Pour l’année 2022, dans ses prévisions (cours du baril de pétrole à 99,9 dollars), la BEAC table sur trois principaux indicateurs. Le premier porte sur un taux de croissance du PIB réel de 3,2 % contre 1,5 % en 2021, porté principalement par un rebond de la croissance pétrolière (1,9 % en 2022, contre -8,2 % un an plus tôt).
Le deuxième sur une accélération des pressions inflationnistes à 5,2 % en 2022, contre 1,6 % un an plus tôt. Le troisième et dernier élément porte sur le redressement du solde budgétaire base engagements, dons compris, qui deviendrait excédentaire à 0,5 % du PIB en 2022, après -16 % du PIB en 2021, ainsi que celui du solde du compte courant qui passerait de -0,7 % du PIB en 2021 à 5,3 % du PIB en 2022.
Dans ce contexte, souligne la BEAC, la situation macroéconomique des pays de la CEMAC à moyen terme est fortement tributaire de la dynamique des cours des prix des matières premières, eux-mêmes conditionnés par la reprise de la demande mondiale et l’issue du conflit entre l’Ukraine et la Russie.

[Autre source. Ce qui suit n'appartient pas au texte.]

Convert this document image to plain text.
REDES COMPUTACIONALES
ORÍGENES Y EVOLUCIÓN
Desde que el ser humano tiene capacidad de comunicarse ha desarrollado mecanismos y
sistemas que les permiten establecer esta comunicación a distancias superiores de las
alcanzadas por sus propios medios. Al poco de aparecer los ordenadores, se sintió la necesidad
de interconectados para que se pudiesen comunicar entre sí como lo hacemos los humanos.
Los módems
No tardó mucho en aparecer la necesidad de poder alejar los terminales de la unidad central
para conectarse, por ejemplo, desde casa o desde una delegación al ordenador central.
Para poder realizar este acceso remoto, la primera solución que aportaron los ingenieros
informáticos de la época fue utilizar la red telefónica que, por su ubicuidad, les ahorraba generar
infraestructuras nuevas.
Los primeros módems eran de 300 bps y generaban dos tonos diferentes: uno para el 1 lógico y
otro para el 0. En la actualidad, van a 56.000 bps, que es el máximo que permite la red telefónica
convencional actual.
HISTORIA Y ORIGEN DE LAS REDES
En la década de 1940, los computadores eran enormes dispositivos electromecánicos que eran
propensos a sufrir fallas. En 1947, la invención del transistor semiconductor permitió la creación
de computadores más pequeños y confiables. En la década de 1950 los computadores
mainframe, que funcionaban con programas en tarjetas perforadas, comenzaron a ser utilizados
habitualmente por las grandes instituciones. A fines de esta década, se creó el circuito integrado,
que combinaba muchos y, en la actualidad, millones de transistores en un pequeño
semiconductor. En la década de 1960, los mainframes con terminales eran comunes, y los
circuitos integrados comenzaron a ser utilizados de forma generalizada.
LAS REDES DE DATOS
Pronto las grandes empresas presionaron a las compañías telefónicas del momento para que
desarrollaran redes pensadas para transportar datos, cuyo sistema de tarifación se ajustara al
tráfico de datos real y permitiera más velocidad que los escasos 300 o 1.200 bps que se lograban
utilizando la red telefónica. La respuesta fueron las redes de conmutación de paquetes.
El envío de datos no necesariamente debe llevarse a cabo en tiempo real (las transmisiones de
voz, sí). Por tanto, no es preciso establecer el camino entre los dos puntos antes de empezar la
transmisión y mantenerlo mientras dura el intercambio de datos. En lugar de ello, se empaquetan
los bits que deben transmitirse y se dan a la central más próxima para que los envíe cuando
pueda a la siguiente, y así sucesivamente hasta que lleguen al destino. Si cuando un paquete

La croissance économique révisée sur la période 2022-2025 devrait s’établir à 2,6 %. La production effective devrait toujours se maintenir en dessous de la production potentielle tout en s’améliorant à moyen terme malgré la rupture de tendance observée en 2020 en raison de la pandémie de Covid-19.
Dans cette mouvance, a gestion des finances publiques devrait se traduire par creusement du déficit budgétaire, base engagements, hors dons, qui reviendrait en moyenne autour de 1,1 % du PIB sur la période 2023-2025, après – 0,2 % du PIB en 2022.
Concernant le compte extérieur, la dégradation progressive du déficit solde extérieur courant, dons inclus, qui s’aggraverait de – 0,3 % du PIB en 2023 à -2,0 % du PIB en 2024 puis à -2,3 % du PIB en 2025, contre un excédent de 5,3 % du PIB en 2022, en relation essentiellement avec la détérioration anticipée des termes de l’échange sur la période.
Toutefois, tempère la BEAC, il est observé dans la sous-région une accélération plus forte qu’attendue des pressions inflationnistes, avec un taux d’inflation projeté largement au-dessus du seuil communautaire à 4,2 % en septembre 2022, avant de continuer à grimper à 5,2 % en décembre 2022 et d’atteindre le pic de 5,7 % en mars 2023, avant de redescendre à 3,5 % en décembre 2023. En plus, le Le taux d’intérêt des appels d’offres (TIAO) est actuellement de 4 % alors que l’inflation projetée pour 2022 est de 5,2 % en moyenne annuelle.
Dans ce contexte, la BEAC se devait d’agir, en lien avec son mandat, pour assurer la stabilité monétaire, même si l’on anticipe un retour à la normale de la dynamique de l’inflation à partir de 2024. Le TIAO et le taux de la facilité de prêt marginal ont donc été relevés de 50 points de base chacun, pour passer respectivement de 4,00 % à 4,50 % et de 5,75 % à 6,25 % au 4e trimestre 2022.